Tobacco legislation for the next ten years consisted in regulations vainly intended to prevent further declines. Tobacco fluctuated in value from one penny to sixpence, and, as it was the general currency, this uncertainty caused much trouble. Some idea of the general dependency upon tobacco may be had from a statute in 1640, which, after providing for the destruction of all the bad tobacco and half the good, estimated the remainder actually placed upon the market by a population of eight thousand at one million five hundred thousand pounds.[12]
The decline in the price of tobacco had the effect of turning the attention of the planters to other industries, especially the supply of corn to the large emigration from England to Massachusetts.
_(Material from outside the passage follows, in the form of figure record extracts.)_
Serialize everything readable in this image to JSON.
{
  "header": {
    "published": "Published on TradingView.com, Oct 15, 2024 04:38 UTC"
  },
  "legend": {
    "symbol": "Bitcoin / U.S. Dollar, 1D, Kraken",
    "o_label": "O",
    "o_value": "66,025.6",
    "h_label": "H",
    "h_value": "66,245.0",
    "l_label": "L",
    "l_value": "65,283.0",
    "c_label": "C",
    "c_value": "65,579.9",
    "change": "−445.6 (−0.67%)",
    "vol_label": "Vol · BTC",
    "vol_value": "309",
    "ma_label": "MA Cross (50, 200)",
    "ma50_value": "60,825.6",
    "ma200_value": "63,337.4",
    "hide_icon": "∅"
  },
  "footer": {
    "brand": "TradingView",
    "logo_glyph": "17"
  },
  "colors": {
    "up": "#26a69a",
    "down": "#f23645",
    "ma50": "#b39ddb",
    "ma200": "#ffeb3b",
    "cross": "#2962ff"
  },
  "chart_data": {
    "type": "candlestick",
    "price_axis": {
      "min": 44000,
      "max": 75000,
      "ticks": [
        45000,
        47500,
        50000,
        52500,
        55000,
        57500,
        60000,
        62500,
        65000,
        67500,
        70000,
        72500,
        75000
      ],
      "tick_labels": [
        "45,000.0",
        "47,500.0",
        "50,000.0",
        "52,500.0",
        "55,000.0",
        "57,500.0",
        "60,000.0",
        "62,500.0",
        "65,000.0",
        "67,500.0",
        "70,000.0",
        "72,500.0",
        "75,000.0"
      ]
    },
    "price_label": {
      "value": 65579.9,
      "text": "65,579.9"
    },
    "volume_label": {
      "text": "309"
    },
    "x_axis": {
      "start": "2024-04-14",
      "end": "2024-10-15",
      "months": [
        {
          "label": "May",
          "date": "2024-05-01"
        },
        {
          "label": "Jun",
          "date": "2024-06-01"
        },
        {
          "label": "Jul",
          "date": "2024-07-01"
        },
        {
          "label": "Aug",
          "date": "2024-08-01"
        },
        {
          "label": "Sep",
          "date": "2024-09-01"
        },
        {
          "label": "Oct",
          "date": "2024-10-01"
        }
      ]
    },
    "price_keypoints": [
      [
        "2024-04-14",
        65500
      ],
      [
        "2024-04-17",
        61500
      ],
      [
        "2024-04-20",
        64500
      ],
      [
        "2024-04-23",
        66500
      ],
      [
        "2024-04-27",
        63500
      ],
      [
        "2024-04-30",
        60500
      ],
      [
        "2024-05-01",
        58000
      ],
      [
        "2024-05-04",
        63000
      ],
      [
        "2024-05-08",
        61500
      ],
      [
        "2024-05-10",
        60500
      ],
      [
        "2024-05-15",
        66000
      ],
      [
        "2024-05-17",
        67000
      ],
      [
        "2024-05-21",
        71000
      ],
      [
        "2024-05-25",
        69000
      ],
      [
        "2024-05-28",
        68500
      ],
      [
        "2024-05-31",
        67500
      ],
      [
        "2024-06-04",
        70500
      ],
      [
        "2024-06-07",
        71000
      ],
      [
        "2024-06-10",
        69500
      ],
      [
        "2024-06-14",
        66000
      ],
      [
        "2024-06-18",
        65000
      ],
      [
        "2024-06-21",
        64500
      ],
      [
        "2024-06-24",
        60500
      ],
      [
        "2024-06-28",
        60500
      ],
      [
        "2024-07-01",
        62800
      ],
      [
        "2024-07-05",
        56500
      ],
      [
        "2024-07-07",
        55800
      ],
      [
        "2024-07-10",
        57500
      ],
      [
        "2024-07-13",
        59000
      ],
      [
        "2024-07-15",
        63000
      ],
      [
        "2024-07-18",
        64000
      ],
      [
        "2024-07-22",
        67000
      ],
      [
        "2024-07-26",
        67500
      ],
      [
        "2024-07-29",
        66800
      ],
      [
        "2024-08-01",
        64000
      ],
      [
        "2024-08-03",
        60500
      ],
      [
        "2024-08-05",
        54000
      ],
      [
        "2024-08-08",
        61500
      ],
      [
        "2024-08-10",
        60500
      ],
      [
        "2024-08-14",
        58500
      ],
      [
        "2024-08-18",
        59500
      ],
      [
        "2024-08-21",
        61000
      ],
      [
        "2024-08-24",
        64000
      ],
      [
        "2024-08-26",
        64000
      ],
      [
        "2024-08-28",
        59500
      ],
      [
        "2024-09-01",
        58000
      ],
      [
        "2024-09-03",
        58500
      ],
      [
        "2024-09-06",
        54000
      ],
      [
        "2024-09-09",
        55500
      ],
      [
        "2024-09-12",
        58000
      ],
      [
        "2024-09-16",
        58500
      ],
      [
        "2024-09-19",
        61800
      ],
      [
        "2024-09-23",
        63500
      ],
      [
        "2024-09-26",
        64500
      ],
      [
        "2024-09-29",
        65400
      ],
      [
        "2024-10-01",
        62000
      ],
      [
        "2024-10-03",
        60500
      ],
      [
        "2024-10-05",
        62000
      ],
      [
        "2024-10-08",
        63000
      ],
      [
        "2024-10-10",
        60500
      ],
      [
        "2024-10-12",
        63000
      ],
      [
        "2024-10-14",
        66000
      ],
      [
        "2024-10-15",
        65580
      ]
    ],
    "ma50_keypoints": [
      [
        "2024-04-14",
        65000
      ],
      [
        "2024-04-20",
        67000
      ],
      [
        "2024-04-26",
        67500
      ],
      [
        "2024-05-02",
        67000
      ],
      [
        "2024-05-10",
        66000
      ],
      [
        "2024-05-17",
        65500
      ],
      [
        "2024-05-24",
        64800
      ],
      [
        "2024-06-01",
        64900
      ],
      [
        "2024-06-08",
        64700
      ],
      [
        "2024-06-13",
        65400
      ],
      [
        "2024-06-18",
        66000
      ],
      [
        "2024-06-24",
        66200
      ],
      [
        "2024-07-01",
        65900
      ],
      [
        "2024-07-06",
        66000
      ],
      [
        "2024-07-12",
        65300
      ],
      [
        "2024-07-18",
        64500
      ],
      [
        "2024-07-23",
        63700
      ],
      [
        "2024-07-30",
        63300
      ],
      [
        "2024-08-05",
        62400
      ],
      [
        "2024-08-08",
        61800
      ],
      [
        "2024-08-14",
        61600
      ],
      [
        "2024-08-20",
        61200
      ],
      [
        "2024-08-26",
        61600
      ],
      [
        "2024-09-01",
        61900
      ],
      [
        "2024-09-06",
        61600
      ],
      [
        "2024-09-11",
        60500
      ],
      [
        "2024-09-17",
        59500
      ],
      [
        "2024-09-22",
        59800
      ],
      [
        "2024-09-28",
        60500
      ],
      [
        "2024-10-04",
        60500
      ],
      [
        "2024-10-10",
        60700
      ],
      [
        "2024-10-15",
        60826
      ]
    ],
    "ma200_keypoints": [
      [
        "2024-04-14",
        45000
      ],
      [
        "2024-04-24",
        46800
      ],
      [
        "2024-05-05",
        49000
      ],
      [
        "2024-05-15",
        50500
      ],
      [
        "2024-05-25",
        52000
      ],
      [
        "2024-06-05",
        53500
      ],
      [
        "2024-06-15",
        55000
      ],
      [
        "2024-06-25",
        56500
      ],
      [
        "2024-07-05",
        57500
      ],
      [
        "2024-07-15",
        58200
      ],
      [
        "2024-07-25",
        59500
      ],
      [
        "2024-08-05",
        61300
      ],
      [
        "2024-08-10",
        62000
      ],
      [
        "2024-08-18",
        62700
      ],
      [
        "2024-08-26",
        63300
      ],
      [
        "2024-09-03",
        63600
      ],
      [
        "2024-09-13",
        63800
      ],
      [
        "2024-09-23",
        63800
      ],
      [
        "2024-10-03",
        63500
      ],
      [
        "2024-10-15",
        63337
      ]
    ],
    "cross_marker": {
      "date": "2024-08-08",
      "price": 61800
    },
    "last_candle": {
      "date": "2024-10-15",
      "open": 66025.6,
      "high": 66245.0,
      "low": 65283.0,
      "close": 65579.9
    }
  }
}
In 1631 a ship-load of corn from Virginia was sold at Salem, in Massachusetts, for ten shillings the bushel.[13] In 1634 at least ten thousand bushels were taken to Massachusetts, besides “good quantities of beeves, goats, and hogs";[14] and Harvey declared that Virginia had become “the granary of all his majesty’s northern colonies,"[15] Yet from an imported pestilence, the year 1636 was so replete with misery that Samuel Maverick, of Massachusetts, who visited the colony, reported that eighteen hundred persons died, and corn sold at twenty shillings per bushel.[16]
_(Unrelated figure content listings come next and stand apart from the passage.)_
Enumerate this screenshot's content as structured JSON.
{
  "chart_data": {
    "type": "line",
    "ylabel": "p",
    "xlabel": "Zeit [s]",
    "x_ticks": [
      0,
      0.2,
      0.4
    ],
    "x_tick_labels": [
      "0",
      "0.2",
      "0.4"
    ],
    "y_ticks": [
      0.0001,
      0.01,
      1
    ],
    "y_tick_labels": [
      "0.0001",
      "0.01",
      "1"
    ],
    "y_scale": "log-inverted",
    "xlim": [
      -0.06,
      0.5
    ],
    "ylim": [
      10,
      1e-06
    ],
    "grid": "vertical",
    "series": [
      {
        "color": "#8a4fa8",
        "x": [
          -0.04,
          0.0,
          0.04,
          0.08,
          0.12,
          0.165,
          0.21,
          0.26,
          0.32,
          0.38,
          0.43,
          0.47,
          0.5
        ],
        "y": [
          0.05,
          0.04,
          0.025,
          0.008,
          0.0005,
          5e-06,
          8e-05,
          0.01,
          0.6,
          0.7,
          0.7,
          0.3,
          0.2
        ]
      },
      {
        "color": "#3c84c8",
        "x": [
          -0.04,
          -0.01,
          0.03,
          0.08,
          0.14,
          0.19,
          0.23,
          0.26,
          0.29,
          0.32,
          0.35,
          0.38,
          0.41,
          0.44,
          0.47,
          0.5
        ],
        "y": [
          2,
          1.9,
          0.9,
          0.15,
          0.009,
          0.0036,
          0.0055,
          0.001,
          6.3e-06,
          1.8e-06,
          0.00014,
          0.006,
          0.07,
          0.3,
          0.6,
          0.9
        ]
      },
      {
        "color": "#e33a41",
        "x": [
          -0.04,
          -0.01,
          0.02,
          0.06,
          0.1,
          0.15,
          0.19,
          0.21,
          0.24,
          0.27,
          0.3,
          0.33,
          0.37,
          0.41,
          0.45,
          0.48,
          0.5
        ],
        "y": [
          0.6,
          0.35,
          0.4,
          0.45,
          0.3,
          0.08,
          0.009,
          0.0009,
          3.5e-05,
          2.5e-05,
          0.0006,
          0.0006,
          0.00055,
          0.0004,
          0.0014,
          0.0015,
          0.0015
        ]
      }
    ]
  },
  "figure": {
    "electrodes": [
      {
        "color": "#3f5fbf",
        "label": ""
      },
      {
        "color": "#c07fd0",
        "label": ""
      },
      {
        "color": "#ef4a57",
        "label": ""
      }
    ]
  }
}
Sir Francis Wyatt arrived in the colony, November, 1639, and immediately called Harvey to account for his abuse of power. The decree against Panton was repealed, and his estate, which had been seized, was returned to him, while the property of Harvey was taken to satisfy his numerous creditors.[17] The agitation for the renewal of the charter still continued, and Wyatt called a general assembly January, 1640, at which time it was determined to make another effort. George Sandys was appointed agent of the colony in England, and petitions reached England probably in the autumn of 1640. The breach between the king and Parliament was then complete, and Charles had thrown himself entirely into the arms of the court party. Sandys, despairing of success from the king, appealed to Parliament in the name of the “Adventurers and Planters in Virginia,” and “the Virginia patent was taken out again under the broad seal of England."[18] To what extent the new charter established the boundaries of Virginia does not appear, and the subsequent turn of affairs in Virginia made the action of Parliament at this time a nullity.
To offset these proceedings, the king commissioned[19] Sir William Berkeley, a vehement royalist, as successor to the popular Wyatt, and he arrived in Virginia in January, 1642, where he at once called an assembly to undo the work of Sandys. A petition to the king protesting against the restoration of the company was adopted, but although it was signed by the council and burgesses, as well as by Berkeley, the preamble alludes to strong differences of opinion.[20] The change of position was doubtless brought about by the issue made in England between loyalty and rebellion; and, while desirous of a recharter, the majority of the people of Virginia did not care to desert the king. The petition was presented July 5, 1642, to Charles at his headquarters at York, who returned a gracious reply that “he had not the least intention to consent to the introduction of any company."[21]